Extinct species of lizard

Brachylophus gibbonsi is an extinct species of large (~1.2 m long) iguanid lizard from Tonga in the South Pacific Ocean. Its remains have been found associated with cultural sites on Lifuka, four other islands in the Haʻapai group, and Tongatapu. It was consumed by the early Tongans and probably became extinct within a century of human colonization of the archipelago 2800 years ago.

The four extant members of Brachylophus are much smaller, and are found in nearby Fiji. B. fasciatus is now present on Tonga as well, but was probably brought there from Fiji by humans about 800 years ago. B. gibbonsi is estimated to have been about 1.8 times the length of its living relatives. An even larger Fijian iguana of the genus Lapitiguana was also formerly present, and also became extinct shortly after the arrival of humans.

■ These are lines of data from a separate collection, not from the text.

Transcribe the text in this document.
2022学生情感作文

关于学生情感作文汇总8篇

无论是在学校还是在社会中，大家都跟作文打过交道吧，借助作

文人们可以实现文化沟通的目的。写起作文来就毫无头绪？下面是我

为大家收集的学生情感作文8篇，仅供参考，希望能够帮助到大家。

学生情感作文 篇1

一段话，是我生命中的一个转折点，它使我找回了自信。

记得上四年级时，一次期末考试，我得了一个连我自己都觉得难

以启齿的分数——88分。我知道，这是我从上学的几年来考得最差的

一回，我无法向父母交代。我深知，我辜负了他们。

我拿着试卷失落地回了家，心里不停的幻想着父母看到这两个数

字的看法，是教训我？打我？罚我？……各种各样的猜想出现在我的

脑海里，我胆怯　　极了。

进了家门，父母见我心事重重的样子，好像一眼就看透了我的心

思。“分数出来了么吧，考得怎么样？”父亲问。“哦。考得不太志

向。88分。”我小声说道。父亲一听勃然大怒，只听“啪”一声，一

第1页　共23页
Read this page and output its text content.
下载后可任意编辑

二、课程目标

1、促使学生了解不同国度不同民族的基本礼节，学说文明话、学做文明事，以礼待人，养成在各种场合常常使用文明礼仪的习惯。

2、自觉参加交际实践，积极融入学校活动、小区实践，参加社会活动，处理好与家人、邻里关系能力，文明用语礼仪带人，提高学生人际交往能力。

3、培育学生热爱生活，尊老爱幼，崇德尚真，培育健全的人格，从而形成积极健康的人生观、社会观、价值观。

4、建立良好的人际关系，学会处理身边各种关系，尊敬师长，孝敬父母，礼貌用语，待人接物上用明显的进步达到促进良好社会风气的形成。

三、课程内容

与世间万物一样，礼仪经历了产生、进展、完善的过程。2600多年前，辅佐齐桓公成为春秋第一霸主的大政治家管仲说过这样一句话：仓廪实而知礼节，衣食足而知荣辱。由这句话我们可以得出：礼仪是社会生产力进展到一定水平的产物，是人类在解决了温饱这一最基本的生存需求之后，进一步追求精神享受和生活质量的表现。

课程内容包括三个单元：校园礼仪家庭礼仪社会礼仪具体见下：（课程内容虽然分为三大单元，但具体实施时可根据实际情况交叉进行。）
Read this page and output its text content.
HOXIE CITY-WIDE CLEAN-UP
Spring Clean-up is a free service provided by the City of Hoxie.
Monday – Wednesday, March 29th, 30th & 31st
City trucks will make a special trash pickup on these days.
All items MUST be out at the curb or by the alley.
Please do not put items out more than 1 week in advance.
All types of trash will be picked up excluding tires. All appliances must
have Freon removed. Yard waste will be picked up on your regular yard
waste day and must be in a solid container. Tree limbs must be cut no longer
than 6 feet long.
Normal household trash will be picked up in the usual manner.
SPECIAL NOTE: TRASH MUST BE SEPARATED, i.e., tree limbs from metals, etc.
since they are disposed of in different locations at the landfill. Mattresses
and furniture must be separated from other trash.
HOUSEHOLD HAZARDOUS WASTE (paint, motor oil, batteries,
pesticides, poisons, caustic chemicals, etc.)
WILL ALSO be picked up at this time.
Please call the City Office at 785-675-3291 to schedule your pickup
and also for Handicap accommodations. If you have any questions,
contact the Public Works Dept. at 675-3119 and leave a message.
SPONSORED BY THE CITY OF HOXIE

The genus Brachylophus is thought to have reached the South Pacific by rafting on the South Equatorial Current 9000 km westward from the Americas, where their closest extant relatives remain. Another theory is that the South Pacific iguanas descend from a more widespread lineage of (now extinct) Old World iguanids that diverged from their New World relatives in the Paleogene, migrated to either Australia or Southeast Asia, and then somehow made their way to the Fijian and Tongan archipelagos. However, no living or fossil members of the putative lineage have been found outside Fiji and Tonga.